Sand ramps have been identified in a side-valley on the southern side of the Little Caledon River in the Golden Gate Highlands National Park, Free State, South Africa. The site lies in the foothills of the northern Drakensberg (Maluti) Mountains, and this study aims to explore the potential of such deposits to add to the sparse palaeoenvironmental record of the region. Up to 11 m of aeolian sand, banked against north-facing slopes, is exposed by fluvial incision through the deposits, revealing interbedded fluvial lenses and palaeosols. The region is currently devoid of significant aeolian sediment transport or deposition, and supports well-developed grassland vegetation; these deposits testify to former conditions different from those of today, which would have been characterised by depleted vegetation and a different wind and/or climatic regime. Biogenic proxies are absent from the deposits, but Optically-Stimulated Luminescence (OSL) dating of the sediments reveals that they accumulated at intervals throughout much of the last glacial event, from around 45 to 16 ka.

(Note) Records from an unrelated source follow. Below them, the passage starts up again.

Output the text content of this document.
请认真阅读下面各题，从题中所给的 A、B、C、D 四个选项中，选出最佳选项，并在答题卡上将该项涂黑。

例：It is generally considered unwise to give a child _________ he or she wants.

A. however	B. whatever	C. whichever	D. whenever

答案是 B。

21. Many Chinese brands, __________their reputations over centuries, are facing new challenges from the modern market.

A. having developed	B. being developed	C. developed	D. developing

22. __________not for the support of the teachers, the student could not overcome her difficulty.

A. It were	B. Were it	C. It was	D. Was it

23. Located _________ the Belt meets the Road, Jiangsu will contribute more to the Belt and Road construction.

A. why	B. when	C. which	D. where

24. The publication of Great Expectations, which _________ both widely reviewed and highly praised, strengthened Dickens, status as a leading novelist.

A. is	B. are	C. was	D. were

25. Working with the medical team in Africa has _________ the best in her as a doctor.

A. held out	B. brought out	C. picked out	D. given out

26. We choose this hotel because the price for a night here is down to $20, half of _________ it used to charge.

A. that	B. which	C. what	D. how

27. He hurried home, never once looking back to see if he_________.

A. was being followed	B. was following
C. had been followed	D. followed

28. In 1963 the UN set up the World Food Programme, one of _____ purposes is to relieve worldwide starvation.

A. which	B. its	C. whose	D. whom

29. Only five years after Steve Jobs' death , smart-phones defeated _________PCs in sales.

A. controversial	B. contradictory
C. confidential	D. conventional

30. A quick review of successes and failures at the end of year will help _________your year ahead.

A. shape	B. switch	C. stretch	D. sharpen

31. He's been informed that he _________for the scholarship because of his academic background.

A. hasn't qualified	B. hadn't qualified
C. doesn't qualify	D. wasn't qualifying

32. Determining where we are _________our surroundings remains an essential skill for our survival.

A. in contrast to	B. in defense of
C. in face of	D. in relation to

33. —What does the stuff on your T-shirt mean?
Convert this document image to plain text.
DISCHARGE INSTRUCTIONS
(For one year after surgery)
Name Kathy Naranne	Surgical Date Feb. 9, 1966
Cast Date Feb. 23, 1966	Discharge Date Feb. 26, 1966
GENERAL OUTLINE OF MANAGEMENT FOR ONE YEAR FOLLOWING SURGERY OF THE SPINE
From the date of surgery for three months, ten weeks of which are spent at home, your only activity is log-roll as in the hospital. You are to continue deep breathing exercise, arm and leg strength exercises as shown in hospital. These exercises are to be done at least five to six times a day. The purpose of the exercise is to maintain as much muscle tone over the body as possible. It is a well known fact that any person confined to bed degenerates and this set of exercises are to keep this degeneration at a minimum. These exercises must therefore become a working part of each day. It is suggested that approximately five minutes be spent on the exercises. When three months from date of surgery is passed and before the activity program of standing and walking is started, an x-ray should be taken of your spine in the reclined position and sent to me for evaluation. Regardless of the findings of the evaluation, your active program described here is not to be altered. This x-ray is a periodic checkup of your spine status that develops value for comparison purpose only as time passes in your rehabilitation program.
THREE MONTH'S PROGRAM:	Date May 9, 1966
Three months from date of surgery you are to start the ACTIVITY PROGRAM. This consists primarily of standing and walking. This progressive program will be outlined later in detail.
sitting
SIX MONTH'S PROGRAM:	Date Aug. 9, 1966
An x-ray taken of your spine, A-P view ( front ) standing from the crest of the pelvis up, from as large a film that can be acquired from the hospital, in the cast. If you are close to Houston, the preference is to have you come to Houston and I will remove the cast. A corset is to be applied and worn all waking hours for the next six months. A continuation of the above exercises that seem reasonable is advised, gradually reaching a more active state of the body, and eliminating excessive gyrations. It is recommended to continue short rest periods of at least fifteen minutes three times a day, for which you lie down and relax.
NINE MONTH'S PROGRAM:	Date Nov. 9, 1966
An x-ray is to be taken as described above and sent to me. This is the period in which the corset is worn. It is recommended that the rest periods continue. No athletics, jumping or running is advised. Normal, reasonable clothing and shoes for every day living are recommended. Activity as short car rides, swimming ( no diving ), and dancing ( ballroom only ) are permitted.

These dates are consistent with those of vegetation changes from palaeoecological sites elsewhere in the region, and also with dated evidence for niche glaciation further south in the high Drakensberg. Evidence from this study supports significant landscape changes in the Drakensberg during the last glacial, with the foothills in the region of Golden Gate Highlands National Park subject to aeolian processes under a periglacial environment.